Four candidates are running for the city’s three nonpartisan seats: Mike Suggs, Lewis Hardee, Casey Ward and Ricky Dew. The polls will be open from 7 a.m. to 7 p.m., and voters can cast their ballots at one of two sites: Loris Elementary School for East Loris and the Loris Public Safety Building for West Loris.
Hardee, an incumbent, and Ward said their main issues are the survival of local businesses and efforts to bring more business to Loris.
“We do have several good industries here, but we still need to continue trying to bring others in,” Hardee said. “I think the best thing we can do is make Loris as business friendly as possible. We have tried to keep taxes as low as possible, but that can also put a strain on your revenue, which makes it harder to provide city services. Thankfully, we have been able to stay in good financial shape through the slow economy.”
Ward said local government needs to create an economic plan that will attract commercial and industrial development in Loris.
“We also need to find ways to not only attract new businesses, but also create an environment where these businesses can grow and thrive,” he said.

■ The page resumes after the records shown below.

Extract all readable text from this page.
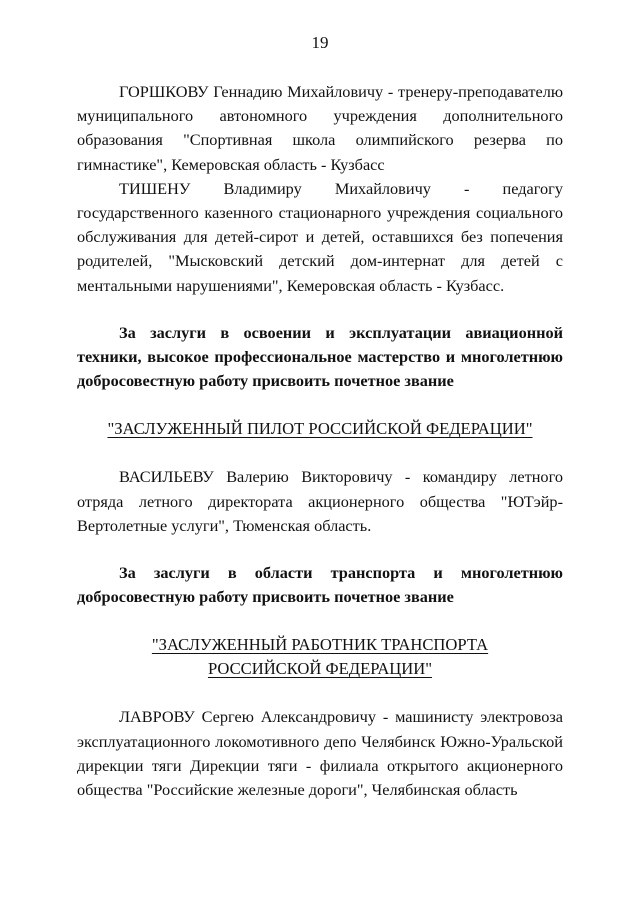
19

ГОРШКОВУ Геннадию Михайловичу - тренеру-преподавателю муниципального автономного учреждения дополнительного образования "Спортивная школа олимпийского резерва по гимнастике", Кемеровская область - Кузбасс

ТИШЕНУ Владимиру Михайловичу - педагогу государственного казенного стационарного учреждения социального обслуживания для детей-сирот и детей, оставшихся без попечения родителей, "Мысковский детский дом-интернат для детей с ментальными нарушениями", Кемеровская область - Кузбасс.

За заслуги в освоении и эксплуатации авиационной техники, высокое профессиональное мастерство и многолетнюю добросовестную работу присвоить почетное звание

"ЗАСЛУЖЕННЫЙ ПИЛОТ РОССИЙСКОЙ ФЕДЕРАЦИИ"

ВАСИЛЬЕВУ Валерию Викторовичу - командиру летного отряда летного директората акционерного общества "ЮТэйр-Вертолетные услуги", Тюменская область.

За заслуги в области транспорта и многолетнюю добросовестную работу присвоить почетное звание

"ЗАСЛУЖЕННЫЙ РАБОТНИК ТРАНСПОРТА

РОССИЙСКОЙ ФЕДЕРАЦИИ"

ЛАВРОВУ Сергею Александровичу - машинисту электровоза эксплуатационного локомотивного депо Челябинск Южно-Уральской дирекции тяги Дирекции тяги - филиала открытого акционерного общества "Российские железные дороги", Челябинская область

Dew said he wants to ensure that the citizens’ concerns receive the council’s attention, to improve public works and to work with the recreation department to keep players in local sports instead of losing them to other municipalities. Hardee said there has been a strain on city administration since the city’s public works director, Rodney Hardee, died unexpectedly earlier this year, and that Loris also has been without a city administrator for some time.

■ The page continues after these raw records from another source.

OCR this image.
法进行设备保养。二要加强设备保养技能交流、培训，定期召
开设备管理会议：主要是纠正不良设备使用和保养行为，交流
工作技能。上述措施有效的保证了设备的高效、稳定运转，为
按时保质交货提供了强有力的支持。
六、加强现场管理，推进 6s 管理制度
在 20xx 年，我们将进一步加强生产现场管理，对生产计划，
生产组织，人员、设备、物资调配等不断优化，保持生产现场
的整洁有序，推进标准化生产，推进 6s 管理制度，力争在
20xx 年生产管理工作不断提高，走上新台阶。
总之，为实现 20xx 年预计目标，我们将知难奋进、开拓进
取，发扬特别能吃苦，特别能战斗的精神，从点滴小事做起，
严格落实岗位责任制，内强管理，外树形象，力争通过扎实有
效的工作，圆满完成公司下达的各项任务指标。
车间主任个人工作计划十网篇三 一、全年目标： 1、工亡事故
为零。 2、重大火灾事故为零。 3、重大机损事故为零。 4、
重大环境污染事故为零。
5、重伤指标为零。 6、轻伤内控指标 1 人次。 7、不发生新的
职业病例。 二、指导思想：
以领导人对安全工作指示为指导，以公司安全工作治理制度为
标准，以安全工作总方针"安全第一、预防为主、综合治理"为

“I feel it is very important to fill this position as soon as we can. ... we need a person in place on a permanent basis,” Hardee said.
Suggs, also an incumbent, said the 2014 budget is being prepared with no property tax millage increase anticipated, but the city council should look for ways to cut expenses and maximize the return on each dollar of taxpayer money so that effective city services can be maintained during challenging economic times without placing an undue burden on city taxpayers.

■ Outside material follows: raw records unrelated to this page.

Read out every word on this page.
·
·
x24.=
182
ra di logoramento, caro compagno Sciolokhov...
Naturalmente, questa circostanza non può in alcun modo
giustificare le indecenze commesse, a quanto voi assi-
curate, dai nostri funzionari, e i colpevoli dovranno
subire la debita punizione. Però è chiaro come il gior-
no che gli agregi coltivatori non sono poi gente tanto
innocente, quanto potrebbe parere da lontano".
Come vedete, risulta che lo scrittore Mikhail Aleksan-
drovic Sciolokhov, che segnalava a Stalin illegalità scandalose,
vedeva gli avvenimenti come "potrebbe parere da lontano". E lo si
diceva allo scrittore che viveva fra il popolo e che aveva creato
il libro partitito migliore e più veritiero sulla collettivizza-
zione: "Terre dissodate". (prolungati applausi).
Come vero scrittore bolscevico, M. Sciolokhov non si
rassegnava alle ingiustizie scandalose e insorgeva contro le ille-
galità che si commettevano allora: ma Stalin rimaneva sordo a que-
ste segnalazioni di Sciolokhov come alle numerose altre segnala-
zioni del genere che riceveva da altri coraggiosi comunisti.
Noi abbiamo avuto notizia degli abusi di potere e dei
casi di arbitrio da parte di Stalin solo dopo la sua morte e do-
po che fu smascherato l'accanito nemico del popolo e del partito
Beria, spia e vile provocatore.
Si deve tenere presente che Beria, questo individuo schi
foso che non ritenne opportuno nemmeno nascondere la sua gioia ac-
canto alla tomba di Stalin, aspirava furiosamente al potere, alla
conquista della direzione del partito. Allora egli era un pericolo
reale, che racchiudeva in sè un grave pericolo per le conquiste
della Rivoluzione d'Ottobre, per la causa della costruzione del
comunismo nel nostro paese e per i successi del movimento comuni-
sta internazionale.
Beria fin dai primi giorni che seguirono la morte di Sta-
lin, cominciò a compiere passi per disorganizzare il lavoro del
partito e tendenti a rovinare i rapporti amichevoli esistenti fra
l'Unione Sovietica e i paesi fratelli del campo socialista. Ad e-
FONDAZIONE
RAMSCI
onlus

“Capital expenditures should be carefully planned and the filling of vacant positions carefully evaluated in order to ensure that the city has the revenue and cash flow necessary to maintain services and operate efficiently without the necessity of a property tax increase,” he said.
Loris also needs to update and improve its aging infrastructure, such as streets, sidewalks and water and sewer systems, to meet future demand and allow for growth, Suggs said. Funding is key, he said, and the city must search for funding sources, such as grants and/or low interest loans, to make key improvements possible.
“In the coming year, construction should begin on Phase 6 of the Streetscape program,” Suggs said. “This project is funded by a state grant, which will place utility lines underground and allow improvements to the streets and sidewalks along a section of Main Street. This is one example of the city council’s successful effort to find a source of revenue other than property taxes to fund infrastructure improvements in Loris.”
Another example is the construction of the police and fire departments’ building, which opened in summer 2012 and was funded with grants and low-interest loans, he said.
Dew said he is concerned that the turnout has been low in past elections, and he is encouraging people to vote and be a part of the process.
Ward said he also would like to see local government encourage more participation from citizens, as well as seek input from citizens and business owners with regard to important issues facing the community.
“I want to help improve the strong relations that exist between our citizens and various departments within our city government,” Ward said.